UEFA -- European soccer's governing body -- suspended AC Milan, winner of the Champions Cup the last two years, when its players did not resume play in a quarterfinal match last Wednesday in Marseille, France.
The suspension will go into effect the next time Milan qualifies for any of the three European club tournaments -- Champions Cup, Cup Winners Cup and UEFA Cup.
Dresden, the reigning East German champion which is expected to join the unified German Federal League next season, was banned from participation in UEFA competition for the next two seasons in which it qualifies.
Dresden's Champions Cup home game against Red Star Belgrade was called off, with the Yugoslavian team holding a 2-1 lead and already certain of a spot in the semifinals, in the 78th minute because of violence by German fans.

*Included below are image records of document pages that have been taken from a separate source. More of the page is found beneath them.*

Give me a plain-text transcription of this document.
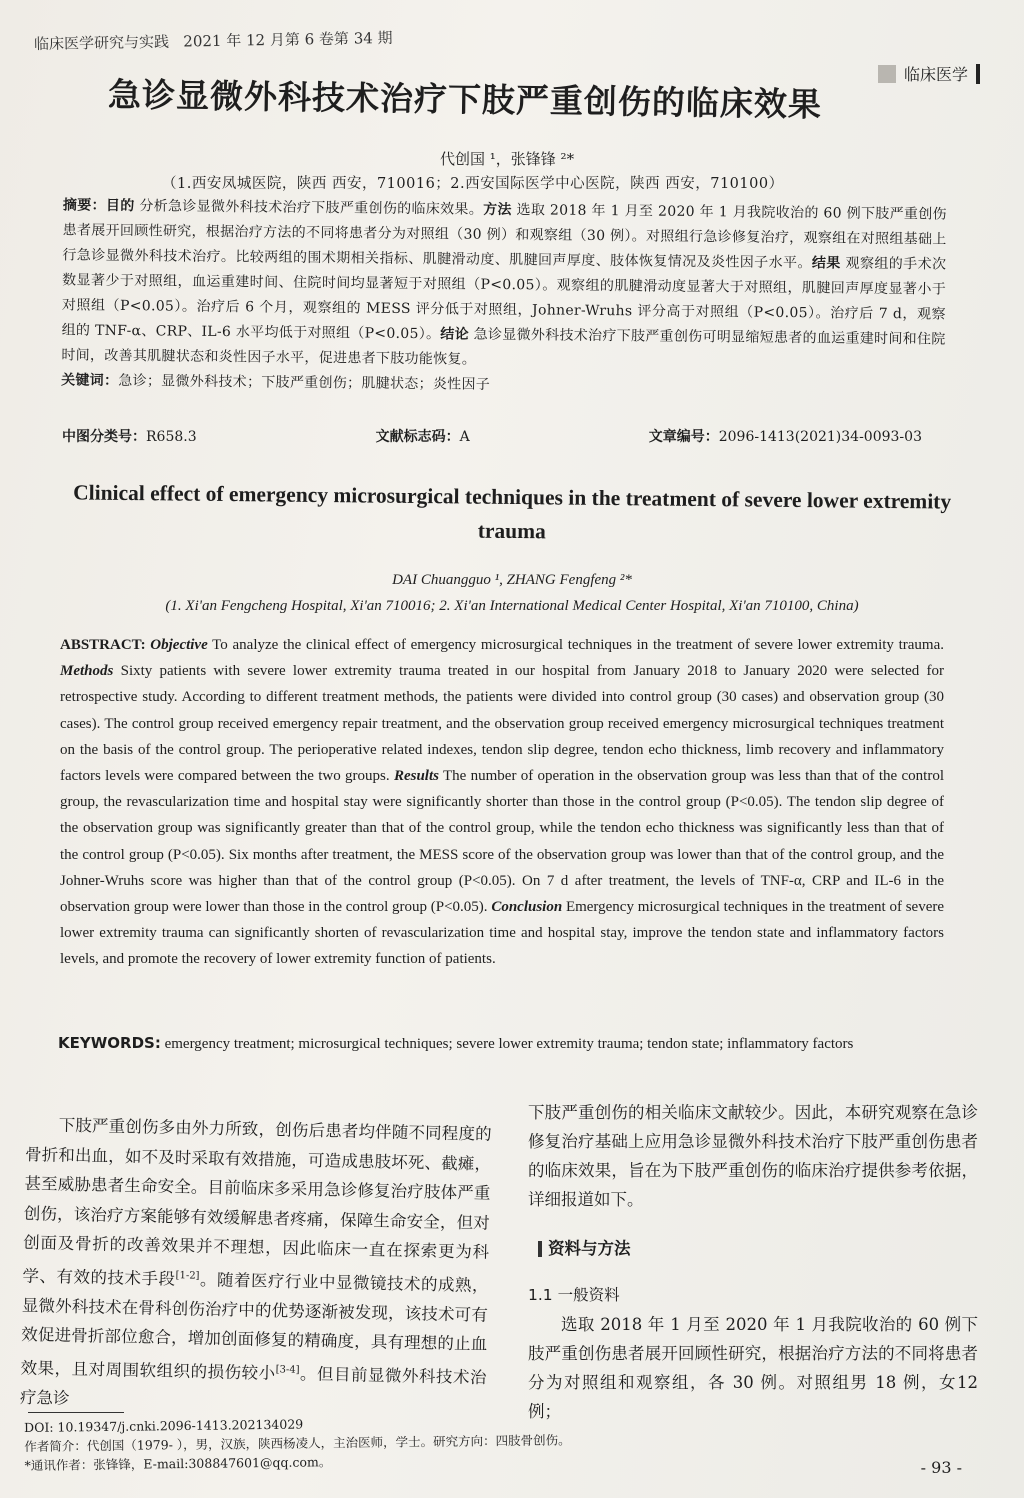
临床医学研究与实践 2021 年 12 月第 6 卷第 34 期
临床医学
急诊显微外科技术治疗下肢严重创伤的临床效果
代创国 ¹，张锋锋 ²*
（1.西安凤城医院，陕西 西安，710016；2.西安国际医学中心医院，陕西 西安，710100）
摘要：目的 分析急诊显微外科技术治疗下肢严重创伤的临床效果。方法 选取 2018 年 1 月至 2020 年 1 月我院收治的 60 例下肢严重创伤患者展开回顾性研究，根据治疗方法的不同将患者分为对照组（30 例）和观察组（30 例）。对照组行急诊修复治疗，观察组在对照组基础上行急诊显微外科技术治疗。比较两组的围术期相关指标、肌腱滑动度、肌腱回声厚度、肢体恢复情况及炎性因子水平。结果 观察组的手术次数显著少于对照组，血运重建时间、住院时间均显著短于对照组（P<0.05）。观察组的肌腱滑动度显著大于对照组，肌腱回声厚度显著小于对照组（P<0.05）。治疗后 6 个月，观察组的 MESS 评分低于对照组，Johner-Wruhs 评分高于对照组（P<0.05）。治疗后 7 d，观察组的 TNF-α、CRP、IL-6 水平均低于对照组（P<0.05）。结论 急诊显微外科技术治疗下肢严重创伤可明显缩短患者的血运重建时间和住院时间，改善其肌腱状态和炎性因子水平，促进患者下肢功能恢复。
关键词：急诊；显微外科技术；下肢严重创伤；肌腱状态；炎性因子
中图分类号：R658.3	文献标志码：A	文章编号：2096-1413(2021)34-0093-03
Clinical effect of emergency microsurgical techniques in the treatment of severe lower extremity trauma
DAI Chuangguo ¹, ZHANG Fengfeng ²*
(1. Xi'an Fengcheng Hospital, Xi'an 710016; 2. Xi'an International Medical Center Hospital, Xi'an 710100, China)
ABSTRACT: Objective To analyze the clinical effect of emergency microsurgical techniques in the treatment of severe lower extremity trauma. Methods Sixty patients with severe lower extremity trauma treated in our hospital from January 2018 to January 2020 were selected for retrospective study. According to different treatment methods, the patients were divided into control group (30 cases) and observation group (30 cases). The control group received emergency repair treatment, and the observation group received emergency microsurgical techniques treatment on the basis of the control group. The perioperative related indexes, tendon slip degree, tendon echo thickness, limb recovery and inflammatory factors levels were compared between the two groups. Results The number of operation in the observation group was less than that of the control group, the revascularization time and hospital stay were significantly shorter than those in the control group (P<0.05). The tendon slip degree of the observation group was significantly greater than that of the control group, while the tendon echo thickness was significantly less than that of the control group (P<0.05). Six months after treatment, the MESS score of the observation group was lower than that of the control group, and the Johner-Wruhs score was higher than that of the control group (P<0.05). On 7 d after treatment, the levels of TNF-α, CRP and IL-6 in the observation group were lower than those in the control group (P<0.05). Conclusion Emergency microsurgical techniques in the treatment of severe lower extremity trauma can significantly shorten of revascularization time and hospital stay, improve the tendon state and inflammatory factors levels, and promote the recovery of lower extremity function of patients.
KEYWORDS: emergency treatment; microsurgical techniques; severe lower extremity trauma; tendon state; inflammatory factors

下肢严重创伤多由外力所致，创伤后患者均伴随不同程度的骨折和出血，如不及时采取有效措施，可造成患肢坏死、截瘫，甚至威胁患者生命安全。目前临床多采用急诊修复治疗肢体严重创伤，该治疗方案能够有效缓解患者疼痛，保障生命安全，但对创面及骨折的改善效果并不理想，因此临床一直在探索更为科学、有效的技术手段[1-2]。随着医疗行业中显微镜技术的成熟，显微外科技术在骨科创伤治疗中的优势逐渐被发现，该技术可有效促进骨折部位愈合，增加创面修复的精确度，具有理想的止血效果，且对周围软组织的损伤较小[3-4]。但目前显微外科技术治疗急诊

下肢严重创伤的相关临床文献较少。因此，本研究观察在急诊修复治疗基础上应用急诊显微外科技术治疗下肢严重创伤患者的临床效果，旨在为下肢严重创伤的临床治疗提供参考依据，详细报道如下。

资料与方法
1.1 一般资料

选取 2018 年 1 月至 2020 年 1 月我院收治的 60 例下肢严重创伤患者展开回顾性研究，根据治疗方法的不同将患者分为对照组和观察组，各 30 例。对照组男 18 例，女12 例；

DOI: 10.19347/j.cnki.2096-1413.202134029
作者简介：代创国（1979- ），男，汉族，陕西杨凌人，主治医师，学士。研究方向：四肢骨创伤。
*通讯作者：张锋锋，E-mail:308847601@qq.com。	- 93 -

The UEFA disciplinary committee said in its ruling that preventive measures were completely insufficient and that the players' and officials' health was endangered.
Olympique Marseille was leading Milan 1-0 in the 87th minute of their second leg when some of the floodlights failed and the match was interrupted.
When the light was restored and Swedish referee Bo Karlsson signaled to resume play, Milan business manager Adriano Galliani ordered his players not to, obviously hoping for a forfeit victory.
It looked as if some Milan stars, including Ruud Gullit, were pleading with Galliani to let them play. Galliani resigned after the match and UEFA suspended him from any European dealings until July 31, 1993.
The result of the game will be officially listed as a 3-0 forfeit victory in favor of Marseille, which meets Spartak Moscow in the Champions Cup semifinals.
Olympique Marseille was fined 25,000 Swiss francs ($18,000) for poor organization.
The decisions against Milan and Desden were announced following a meeting lasting several hours. UEFA spokesman Hans Rothenbuehler said a written report stating the reasons for the decision would be faxed to the clubs Thursday and that they would have 72 hours to appeal.
AC Milan President Silvio Berlusconi said Wednesday night that he planned to appeal.
Dynamo Dresden officials said they accepted the decision.
'I am glad that no other German clubs were involved. We had to expect this penalty,' coach Reinhard Haefner said in Dresden.